Robo investing is a very promising business, right? Well, not everybody agrees. Among all the conferences and presentations that we had the chance to attend during the robo investing Europe 2017 event, two discussion caught my attention.
How can we tell if Robo-advisors will be successful? By Andrew Power from Deloitte
The first one was a presentation by Andrew Power from Deloitte about the robo business and its promising future. How can we tell if Robo-advisors will be successful? Have you ever heard about the advice gap? Many people who want to invest their money, do so without professional advice. They ask a friend or a family member or simply do not request any advice at all. The gap between people who actually use professional advice before investing and the ones who don’t is called “the advice gap”. How does this relate to robo investing? Well, people do not get advice because obtaining it is complicated, expensive or both. Since Robo-advice is accessible and cheap at the same time, chances are that these unsatisfied potential clients will soon be using robo-advisors to invest their money.
Now, are we certain that this new clientele from the advice gap will be enough to sustain many robo-advisor companies? According to Deloitte, with a 75 basis points (0.75%) net fee and an average account of £35,000, a robo company could breakeven at £3Bn assets under management (AUM). The biggest robo-advisor in business is Vanguard which is currently managing £33Bn (figure from InvestorJunkie.com). However, Vanguard dwarfs all its competitors by far! Charles Schwab, Betterment and Wealthfront are still above the trigger but all the other robo-advisors are actually start-ups with only a few millions AUM. While Andrew Powers concedes that the robo business already gives a clear advantage to the incumbents since they have the brand and the customers, Deloitte believes that the competition will be fierce. In other words, yes, robo business is definitely part of the future but no, there will not be enough space for everyone to survive.
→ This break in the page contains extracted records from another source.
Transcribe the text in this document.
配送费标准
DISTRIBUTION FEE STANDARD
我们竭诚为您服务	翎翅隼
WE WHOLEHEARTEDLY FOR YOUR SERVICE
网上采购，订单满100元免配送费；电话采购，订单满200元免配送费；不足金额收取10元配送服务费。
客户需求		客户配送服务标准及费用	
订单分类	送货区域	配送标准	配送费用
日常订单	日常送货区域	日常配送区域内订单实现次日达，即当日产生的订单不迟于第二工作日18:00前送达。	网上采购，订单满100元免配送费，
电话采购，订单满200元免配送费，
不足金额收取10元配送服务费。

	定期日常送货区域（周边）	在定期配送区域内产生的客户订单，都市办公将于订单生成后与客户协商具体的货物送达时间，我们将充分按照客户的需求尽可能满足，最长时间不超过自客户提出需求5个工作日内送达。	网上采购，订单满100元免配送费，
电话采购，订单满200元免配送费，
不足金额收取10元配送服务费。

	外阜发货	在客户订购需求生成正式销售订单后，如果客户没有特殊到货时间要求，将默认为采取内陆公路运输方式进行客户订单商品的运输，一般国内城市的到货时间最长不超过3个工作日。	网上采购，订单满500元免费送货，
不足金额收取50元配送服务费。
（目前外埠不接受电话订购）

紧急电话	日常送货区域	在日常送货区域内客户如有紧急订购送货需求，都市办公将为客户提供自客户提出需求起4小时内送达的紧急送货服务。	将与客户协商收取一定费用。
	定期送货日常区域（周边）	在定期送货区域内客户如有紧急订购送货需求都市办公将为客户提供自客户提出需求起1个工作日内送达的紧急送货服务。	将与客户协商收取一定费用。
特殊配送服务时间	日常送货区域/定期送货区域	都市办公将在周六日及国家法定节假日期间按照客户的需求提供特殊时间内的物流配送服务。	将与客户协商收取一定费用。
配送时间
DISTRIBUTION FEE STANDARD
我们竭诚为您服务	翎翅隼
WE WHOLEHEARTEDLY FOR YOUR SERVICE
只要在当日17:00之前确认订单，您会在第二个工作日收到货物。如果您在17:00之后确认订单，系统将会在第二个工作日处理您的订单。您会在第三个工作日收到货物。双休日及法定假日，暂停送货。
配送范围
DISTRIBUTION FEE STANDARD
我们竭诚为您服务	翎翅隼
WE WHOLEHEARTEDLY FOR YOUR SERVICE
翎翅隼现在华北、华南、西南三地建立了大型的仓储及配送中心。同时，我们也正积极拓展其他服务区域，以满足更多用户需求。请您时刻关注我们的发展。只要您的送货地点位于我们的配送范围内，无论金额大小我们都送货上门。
Don’t be so optimistic, robo-advisors target millennials! By Alan Miller from SCM Direct
This leads us to the intervention of Alan Miller, founding partner and fund manager of SCM Direct. Alan doesn’t share the optimism of Deloitte. For him, the 75bps net fee is actually not realistic. Robo-advisors average net fee is already at 50bps and with all the competition going on, there should be room to improve. The average account size should also be lowered from £35,000 to £12,000. Why? Because robo-advisors are targeting millennials who have much less money to invest. Taking these new parameters into account, to start making profits, a robo company would need to manage much more than £3Bn. On top of that, millennials represent only 5% of the asset management customers which leaves start-ups with a very narrow segment to compete for growth. Alan is also claiming that pursuant to his calculations, a start-up robo advisor should expect an 11 years’ time-frame before making a profit. SCM’s founding partner also pointed out that he found evidence of misleading performances, misleading fees and lack of appropriate regulatory permissions among the robo-advisor companies.
Even if the robo business seems very promising, there are still uncertainties, variables and challenges that need to be overcome before true automated asset management becomes part of our daily lives.